After all, the central message of Clinton’s campaign four years earlier had been that a woman deserved to be president. How could a party that ran on that not put any woman on its ticket next time? Yet it was also the year of George Floyd, and the party of Black Lives Matter couldn’t afford not to take color into consideration as well. Harris wasn’t popular, she wasn’t principled, but she was ambitious—and she ticked the right boxes.
Yet when a party selects candidates this way, it can’t be surprised that it loses, especially after Clinton had already proved identity politics wouldn’t beat Trump. Elite Democrats may blame Biden now, but the truth is they knew all about his condition and still preferred to have him run again rather than risk the party’s fortunes on Harris.

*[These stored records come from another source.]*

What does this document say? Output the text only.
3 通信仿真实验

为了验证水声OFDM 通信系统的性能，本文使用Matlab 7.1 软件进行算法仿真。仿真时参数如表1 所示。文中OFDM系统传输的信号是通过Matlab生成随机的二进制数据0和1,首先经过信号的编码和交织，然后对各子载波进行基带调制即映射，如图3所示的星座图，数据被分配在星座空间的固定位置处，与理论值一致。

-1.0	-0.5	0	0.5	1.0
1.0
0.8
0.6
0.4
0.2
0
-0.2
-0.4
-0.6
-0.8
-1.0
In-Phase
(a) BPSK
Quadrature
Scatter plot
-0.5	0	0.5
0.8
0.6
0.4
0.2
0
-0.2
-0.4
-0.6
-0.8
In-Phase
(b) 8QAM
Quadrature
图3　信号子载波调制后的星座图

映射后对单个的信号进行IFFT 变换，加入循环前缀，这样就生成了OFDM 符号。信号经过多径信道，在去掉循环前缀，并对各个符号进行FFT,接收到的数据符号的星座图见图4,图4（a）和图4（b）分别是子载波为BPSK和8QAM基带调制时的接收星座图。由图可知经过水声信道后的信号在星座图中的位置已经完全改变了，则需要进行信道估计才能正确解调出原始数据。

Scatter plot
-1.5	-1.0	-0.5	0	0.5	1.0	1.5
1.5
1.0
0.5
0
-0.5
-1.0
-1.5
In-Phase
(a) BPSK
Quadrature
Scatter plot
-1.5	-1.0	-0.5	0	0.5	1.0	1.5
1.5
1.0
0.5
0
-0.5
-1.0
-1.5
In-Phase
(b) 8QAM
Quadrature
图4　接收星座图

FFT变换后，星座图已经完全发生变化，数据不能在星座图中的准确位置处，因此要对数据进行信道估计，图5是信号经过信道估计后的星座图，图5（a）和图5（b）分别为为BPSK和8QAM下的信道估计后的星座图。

There was no one else: The choice was Biden or Harris, and until his debate meltdown—and for some time afterward, in fact—Democratic insiders saw Biden as obviously the stronger candidate. The party sealed its fate in 2020 when it elevated Harris for reasons having nothing to do with electability.
Yet Democrats put their philosophy to the test: If race and gender preferences are needed in higher education and corporate America to right the wrongs of racism and sexism, isn’t it all the more important those wrongs be righted with preferences at the highest level, that of presidential politics?
But trying to do that landed Democrats with a substitute for Biden who couldn’t win, even with the media branding her opponent an outright fascist. Harris’ campaign has revealed its internal polling never showed her ahead.
Biden, Harris, Clinton and Obama led Democrats to a dead end. To escape, the party will have to rethink its identity politics—but given Trump’s gains with black men and Latinos, Democrats may fear any retreat from affirmative action will unravel their already fraying coalition.
By rejecting Harris and electing Trump, however, the nation’s voters—of both sexes and all colors—sent Democrats a clear message. The question is whether they’re willing to hear it.